Jordana Bieze Foster, Editor
The J. Peterman Company is probably best known as the erstwhile employer of Elaine Benes on “Seinfeld.” But the company and its distinctive catalogs made a lasting impression on me when I first came across them years earlier.
It wasn’t the products themselves that stood out for me, though some of them certainly were unique. It was the sly way the copywriters snuck in just a little bit of education on every page. I never before had a shopping experience in which I might inadvertently learn who gave Sherlock Holmes his famous “fore and aft” hat, how London bobbies communicated before the advent of the metal whistle, or which empress first popularized fingerless gloves.

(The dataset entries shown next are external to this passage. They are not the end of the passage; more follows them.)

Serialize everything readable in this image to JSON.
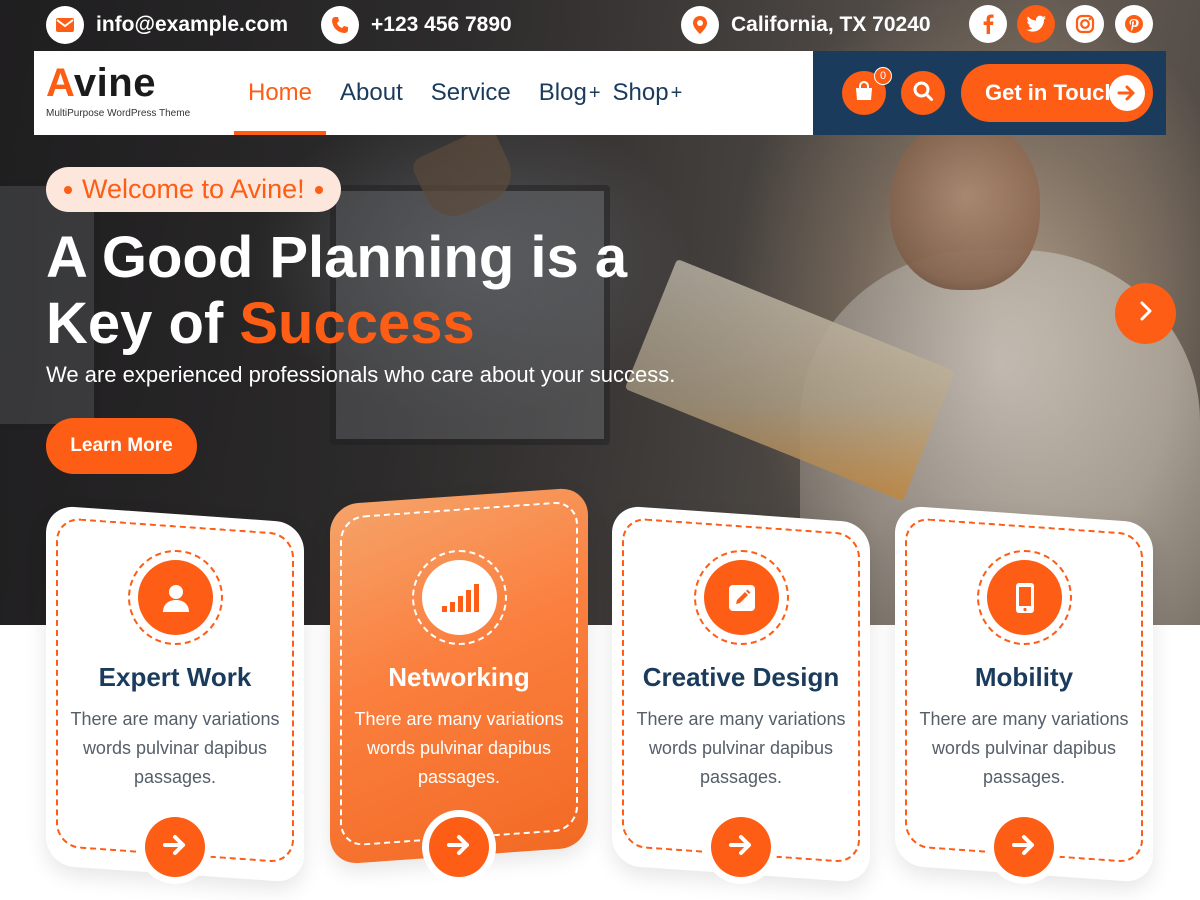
{
  "theme": {
    "accent": "#fd5d14",
    "navy": "#1b3b5d",
    "white": "#ffffff"
  },
  "topbar": {
    "email": {
      "icon": "envelope-icon",
      "text": "info@example.com"
    },
    "phone": {
      "icon": "phone-icon",
      "text": "+123 456 7890"
    },
    "location": {
      "icon": "map-pin-icon",
      "text": "California, TX 70240"
    },
    "social": [
      "facebook-icon",
      "twitter-icon",
      "instagram-icon",
      "pinterest-icon"
    ]
  },
  "brand": {
    "first_letter": "A",
    "rest": "vine",
    "tagline": "MultiPurpose WordPress Theme"
  },
  "nav": {
    "items": [
      {
        "label": "Home",
        "active": true,
        "has_sub": false
      },
      {
        "label": "About",
        "active": false,
        "has_sub": false
      },
      {
        "label": "Service",
        "active": false,
        "has_sub": false
      },
      {
        "label": "Blog",
        "active": false,
        "has_sub": true
      },
      {
        "label": "Shop",
        "active": false,
        "has_sub": true
      }
    ],
    "sub_marker": "+",
    "cart_count": "0",
    "cta_label": "Get in Touch"
  },
  "hero": {
    "badge": "Welcome to Avine!",
    "title_line1": "A Good Planning is a",
    "title_line2_prefix": "Key of ",
    "title_line2_accent": "Success",
    "subtitle": "We are experienced professionals who care about your success.",
    "button": "Learn More"
  },
  "services": [
    {
      "title": "Expert Work",
      "text": "There are many variations words pulvinar dapibus passages.",
      "icon": "user-icon",
      "featured": false
    },
    {
      "title": "Networking",
      "text": "There are many variations words pulvinar dapibus passages.",
      "icon": "signal-bars-icon",
      "featured": true
    },
    {
      "title": "Creative Design",
      "text": "There are many variations words pulvinar dapibus passages.",
      "icon": "pencil-square-icon",
      "featured": false
    },
    {
      "title": "Mobility",
      "text": "There are many variations words pulvinar dapibus passages.",
      "icon": "mobile-phone-icon",
      "featured": false
    }
  ]
}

Like those catalogs, the LER Resource Guide provides practitioners with a uniquely informative shopping experience. The color-coded, pathology-based guide helps you quickly and easily find companies that sell the products your patients need. But along the way, you just might learn something that could change your practice.

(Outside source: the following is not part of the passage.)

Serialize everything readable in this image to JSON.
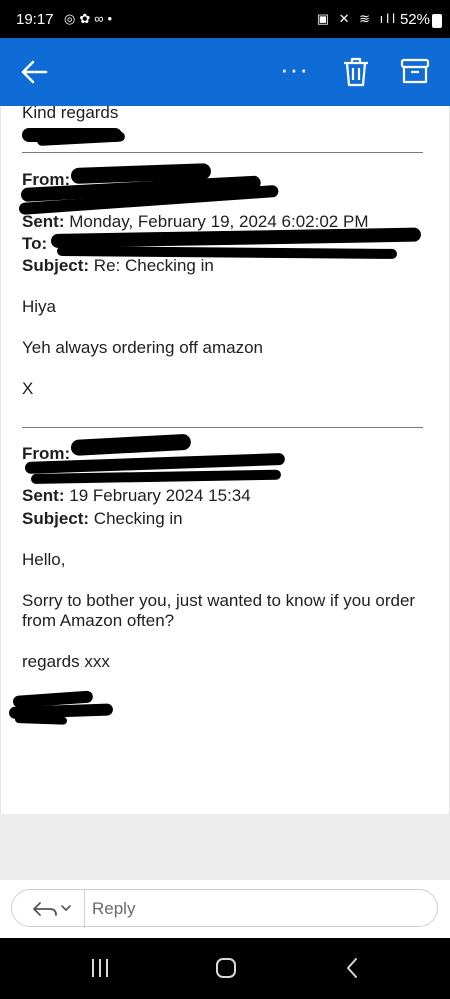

Maybe that something will be a nugget of news or a fresh perspective from one of the 16 feature articles found throughout the Resource Guide, on topics ranging from diabetic socks to pediatric footwear to pressure measurement technology. Maybe in the lists of references from the medical literature that appear in every section, you’ll come across a study you hadn’t seen before.
We’re convinced that shopping for lower extremity products can and should be an educational experience—one that’s at least as valuable as shopping for antique whistles, fingerless gloves, and detective’s hats.